Kansas hospitals are turning away more than 100 transfer patients a month as smaller, local hospitals continue filling up at an alarming rate.
In May, at the beginning of the pandemic, the University of Kansas Health System denied 40 transfers and in October it was up to 140, said Jill Chadwick, a KU spokeswoman.
“November was expected to trend higher,” she said, adding that those numbers are not yet available.
At the KU daily briefing Wednesday, Hays Medical Center reported currently treating 34 COVID-19 patients, which is more than third of the 85 to 90 in-patients the hospital usually averages.
Dr. Heather Harris, Hays Medical Center’s medical director, said that nearly all of their COVID-19 in-patients are from rural counties without mask mandates.
“It’s definitely an intense situation for the hospital and the nurses and the physicians working there. I think that some of the rural areas felt like maybe they were protected due to their geography from the virus and clearly that’s not the case,” Harris said.
Also Wednesday, Missouri reported that 75 people died of the coronavirus in the last seven days, an uptick from the previous day. In all, 4, 047 Missouri residents have died of COVID-19, according to the state’s dashboard. In Kansas, there have been a total 1,560 deaths, according to a state website.
The rise in hospitalizations has put a strain on hospital staff, especially as many workers are at home quarantining. The hospital had more than 20 employees out last week, a number Harris said is high considering the hospital already doesn’t have much extra staff.
The hospital had to close its doors to transfer patients from rural counties while it waits to get its capacity back, Harris said. The medical center had to decline a record-breaking 103 transfer patients last month.
“Patients are sick, they’re here for a long time. The average length of stay is 10 days for these COVID patients, sometimes longer. In the hospital world, that’s a long time,” said Harris.
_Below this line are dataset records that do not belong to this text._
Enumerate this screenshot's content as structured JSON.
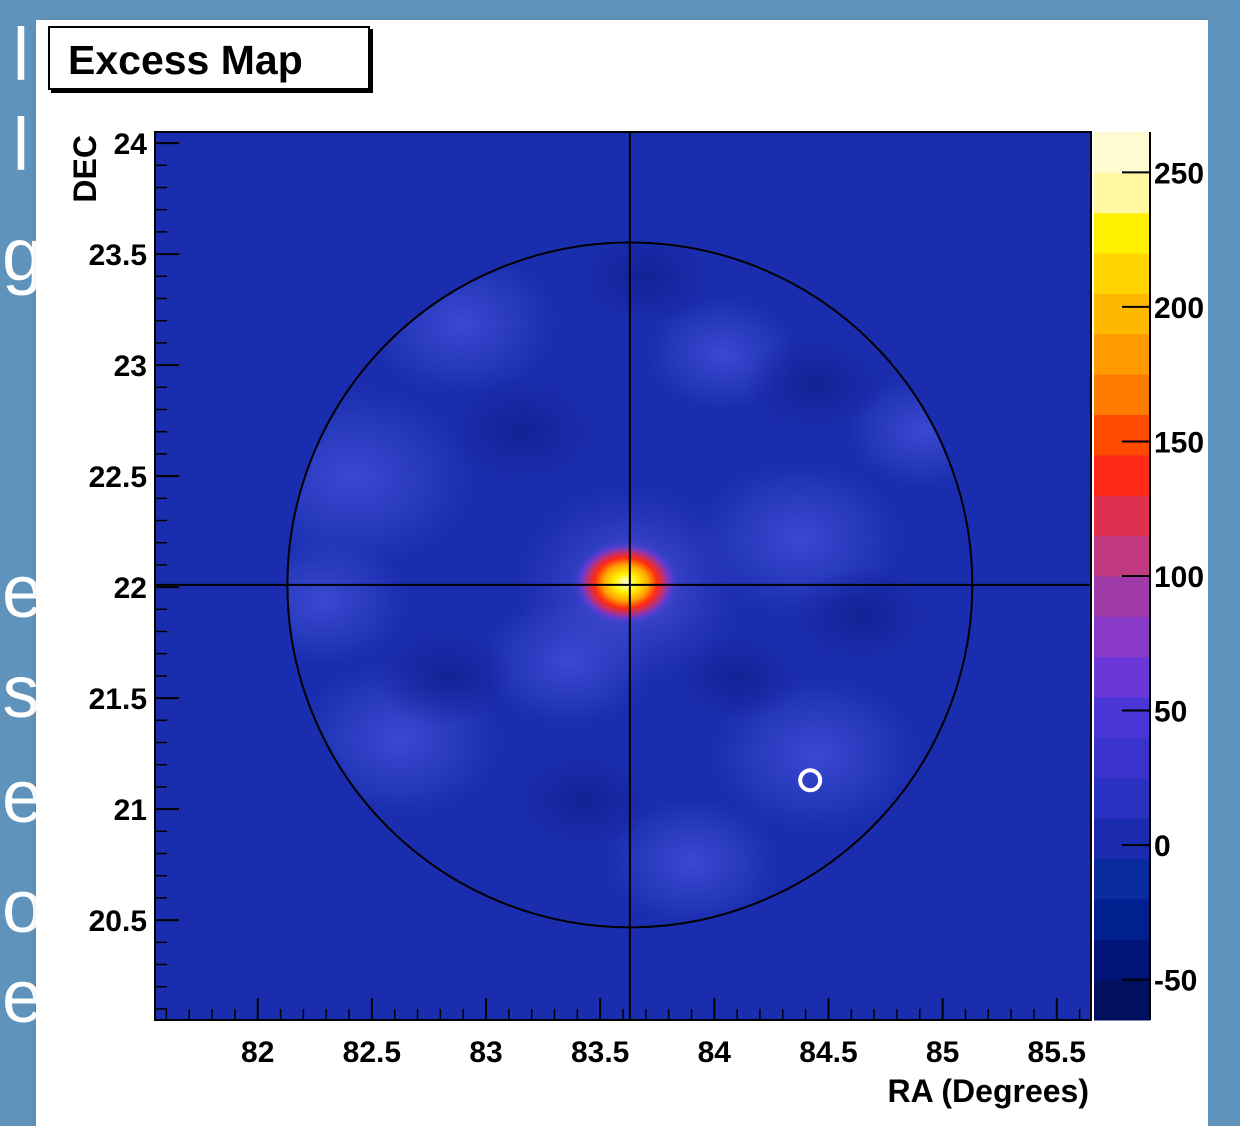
{
  "slide": {
    "left_column_glyphs": [
      "l",
      "l",
      "g",
      "e",
      "s",
      "e",
      "o",
      "e"
    ]
  },
  "chart_data": {
    "type": "heatmap",
    "title": "Excess Map",
    "xlabel": "RA (Degrees)",
    "ylabel": "DEC",
    "xlim": [
      81.55,
      85.65
    ],
    "ylim": [
      20.05,
      24.05
    ],
    "x_ticks": [
      "82",
      "82.5",
      "83",
      "83.5",
      "84",
      "84.5",
      "85",
      "85.5"
    ],
    "y_ticks": [
      "20.5",
      "21",
      "21.5",
      "22",
      "22.5",
      "23",
      "23.5",
      "24"
    ],
    "colorbar": {
      "range": [
        -65,
        265
      ],
      "tick_values": [
        -50,
        0,
        50,
        100,
        150,
        200,
        250
      ],
      "tick_labels": [
        "-50",
        "0",
        "50",
        "100",
        "150",
        "200",
        "250"
      ],
      "palette": [
        "#00105f",
        "#001478",
        "#00208f",
        "#0a2aa0",
        "#1a2bb0",
        "#2a30bf",
        "#3a32cc",
        "#4a35d6",
        "#6a38d8",
        "#8a3ac8",
        "#a03aa8",
        "#c03880",
        "#e03050",
        "#ff2a18",
        "#ff4a00",
        "#ff7a00",
        "#ff9a00",
        "#ffb800",
        "#ffd400",
        "#fff000",
        "#fff8a0",
        "#fffbd0"
      ]
    },
    "source": {
      "ra": 83.63,
      "dec": 22.01,
      "peak_excess": 260
    },
    "crosshair": {
      "ra": 83.63,
      "dec": 22.01
    },
    "fov_circle": {
      "center_ra": 83.63,
      "center_dec": 22.01,
      "radius_deg": 1.5
    },
    "marker": {
      "ra": 84.42,
      "dec": 21.13,
      "style": "open-circle",
      "color": "#ffffff"
    },
    "background_color": "#1a2dae"
  }
}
The University of Kansas Health System is also reaching a strain in its capacity with 100 patients who have active COVID-19 cases, of which 48 are in the intensive care unit and 29 are on ventilators. There have been five deaths since Nov. 30.
In an effort to free up beds for regular surgeries and more COVID-19 patients, the KU system is moving patients from its main campus in Kansas City to its Indian Hill campus. The main campus will be reserved for patients that need more complex care.
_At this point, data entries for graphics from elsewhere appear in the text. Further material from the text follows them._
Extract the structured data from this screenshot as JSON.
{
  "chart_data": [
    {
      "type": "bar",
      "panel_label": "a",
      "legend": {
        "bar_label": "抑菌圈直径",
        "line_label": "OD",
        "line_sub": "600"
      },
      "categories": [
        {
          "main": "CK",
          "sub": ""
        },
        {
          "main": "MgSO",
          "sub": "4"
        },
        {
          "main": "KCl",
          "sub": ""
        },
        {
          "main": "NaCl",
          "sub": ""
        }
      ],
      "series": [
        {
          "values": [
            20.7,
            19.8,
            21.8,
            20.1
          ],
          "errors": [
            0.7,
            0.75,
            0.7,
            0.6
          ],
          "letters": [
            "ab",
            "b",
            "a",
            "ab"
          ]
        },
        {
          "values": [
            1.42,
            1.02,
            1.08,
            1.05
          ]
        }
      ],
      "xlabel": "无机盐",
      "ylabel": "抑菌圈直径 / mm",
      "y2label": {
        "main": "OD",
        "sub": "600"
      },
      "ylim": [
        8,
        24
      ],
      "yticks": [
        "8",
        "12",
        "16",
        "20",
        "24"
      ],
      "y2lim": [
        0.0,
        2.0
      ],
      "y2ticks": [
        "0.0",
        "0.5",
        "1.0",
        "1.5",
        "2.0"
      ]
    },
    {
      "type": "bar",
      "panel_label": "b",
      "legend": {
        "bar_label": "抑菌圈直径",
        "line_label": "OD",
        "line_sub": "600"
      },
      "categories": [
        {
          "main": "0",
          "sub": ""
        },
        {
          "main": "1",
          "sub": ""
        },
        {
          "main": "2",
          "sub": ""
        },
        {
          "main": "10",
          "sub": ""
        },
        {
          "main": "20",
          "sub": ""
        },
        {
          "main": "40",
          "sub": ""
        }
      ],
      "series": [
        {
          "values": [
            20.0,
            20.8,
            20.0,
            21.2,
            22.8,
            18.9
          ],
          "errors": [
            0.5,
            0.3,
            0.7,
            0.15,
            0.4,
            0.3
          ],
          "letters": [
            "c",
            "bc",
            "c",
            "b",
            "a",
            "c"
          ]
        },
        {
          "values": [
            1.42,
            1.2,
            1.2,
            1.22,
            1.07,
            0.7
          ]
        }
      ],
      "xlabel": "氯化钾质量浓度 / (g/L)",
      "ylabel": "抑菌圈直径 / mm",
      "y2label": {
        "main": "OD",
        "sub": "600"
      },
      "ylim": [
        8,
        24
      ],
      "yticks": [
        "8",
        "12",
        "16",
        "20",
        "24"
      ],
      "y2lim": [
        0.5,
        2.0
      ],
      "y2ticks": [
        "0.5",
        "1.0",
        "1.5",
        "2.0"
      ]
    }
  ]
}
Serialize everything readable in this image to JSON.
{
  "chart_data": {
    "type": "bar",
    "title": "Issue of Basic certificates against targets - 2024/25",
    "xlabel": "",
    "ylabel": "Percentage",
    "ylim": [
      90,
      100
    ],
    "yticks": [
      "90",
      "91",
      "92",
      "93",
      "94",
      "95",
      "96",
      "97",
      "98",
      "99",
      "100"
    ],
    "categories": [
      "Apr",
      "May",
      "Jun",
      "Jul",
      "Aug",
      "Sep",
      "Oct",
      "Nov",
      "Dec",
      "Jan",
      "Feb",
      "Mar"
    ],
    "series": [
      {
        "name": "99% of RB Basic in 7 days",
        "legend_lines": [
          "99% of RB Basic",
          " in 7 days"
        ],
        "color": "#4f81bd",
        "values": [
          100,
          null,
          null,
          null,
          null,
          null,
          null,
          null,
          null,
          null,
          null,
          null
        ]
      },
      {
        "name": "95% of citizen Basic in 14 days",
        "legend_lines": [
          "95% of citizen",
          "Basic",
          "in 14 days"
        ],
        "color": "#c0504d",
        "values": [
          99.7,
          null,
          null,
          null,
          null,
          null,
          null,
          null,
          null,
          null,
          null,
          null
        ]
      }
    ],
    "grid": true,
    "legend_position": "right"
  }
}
Dr. Dana Hawkinson, an infectious disease expert at the University of Kansas Health System, said he hoped this move would allow people to get care that they haven’t been able to receive because of the pandemic.
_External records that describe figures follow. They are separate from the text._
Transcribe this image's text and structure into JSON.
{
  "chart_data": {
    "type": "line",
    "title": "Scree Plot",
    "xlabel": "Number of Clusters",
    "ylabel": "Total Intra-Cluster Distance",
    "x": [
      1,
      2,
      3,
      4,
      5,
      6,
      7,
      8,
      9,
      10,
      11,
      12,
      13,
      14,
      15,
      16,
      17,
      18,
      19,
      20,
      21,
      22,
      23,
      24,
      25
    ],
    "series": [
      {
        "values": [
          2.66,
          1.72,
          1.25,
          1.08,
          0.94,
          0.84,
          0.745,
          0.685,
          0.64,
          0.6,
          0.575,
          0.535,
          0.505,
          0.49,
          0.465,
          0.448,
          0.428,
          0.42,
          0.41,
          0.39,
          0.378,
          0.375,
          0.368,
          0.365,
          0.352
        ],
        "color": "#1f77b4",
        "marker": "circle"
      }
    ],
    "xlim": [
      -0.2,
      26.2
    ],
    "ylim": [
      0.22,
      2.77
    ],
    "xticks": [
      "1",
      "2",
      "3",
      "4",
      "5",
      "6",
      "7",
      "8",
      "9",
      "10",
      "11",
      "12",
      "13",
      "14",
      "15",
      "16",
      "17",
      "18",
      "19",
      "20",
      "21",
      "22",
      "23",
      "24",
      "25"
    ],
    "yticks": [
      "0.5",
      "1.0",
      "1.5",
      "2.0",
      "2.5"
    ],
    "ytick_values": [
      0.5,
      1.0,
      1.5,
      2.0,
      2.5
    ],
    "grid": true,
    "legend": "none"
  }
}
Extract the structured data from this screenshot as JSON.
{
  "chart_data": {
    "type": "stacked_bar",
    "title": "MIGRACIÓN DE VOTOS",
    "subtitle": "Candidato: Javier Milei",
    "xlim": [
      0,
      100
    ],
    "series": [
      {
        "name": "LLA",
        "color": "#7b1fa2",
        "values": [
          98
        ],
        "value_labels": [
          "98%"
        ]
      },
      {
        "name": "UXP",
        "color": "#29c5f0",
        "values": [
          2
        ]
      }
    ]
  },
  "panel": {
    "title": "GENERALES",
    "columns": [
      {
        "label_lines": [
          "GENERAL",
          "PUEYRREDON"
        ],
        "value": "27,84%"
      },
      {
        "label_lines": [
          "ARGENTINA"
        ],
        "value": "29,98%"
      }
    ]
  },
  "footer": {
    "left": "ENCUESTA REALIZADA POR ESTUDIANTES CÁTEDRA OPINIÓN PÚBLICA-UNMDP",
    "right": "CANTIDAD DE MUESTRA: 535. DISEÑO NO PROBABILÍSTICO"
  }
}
“There is no doubt that people with other healthcare conditions, some of them chronic, are having to either travel farther or wait longer for care. There’s no doubt that there is an impact on patients across the community with diseases other than COVID,” said Hawkinson.
KU health experts said healthcare workers are facing their own set of challenges as they try to stay motivated while case numbers and hospitalizations continue to rise.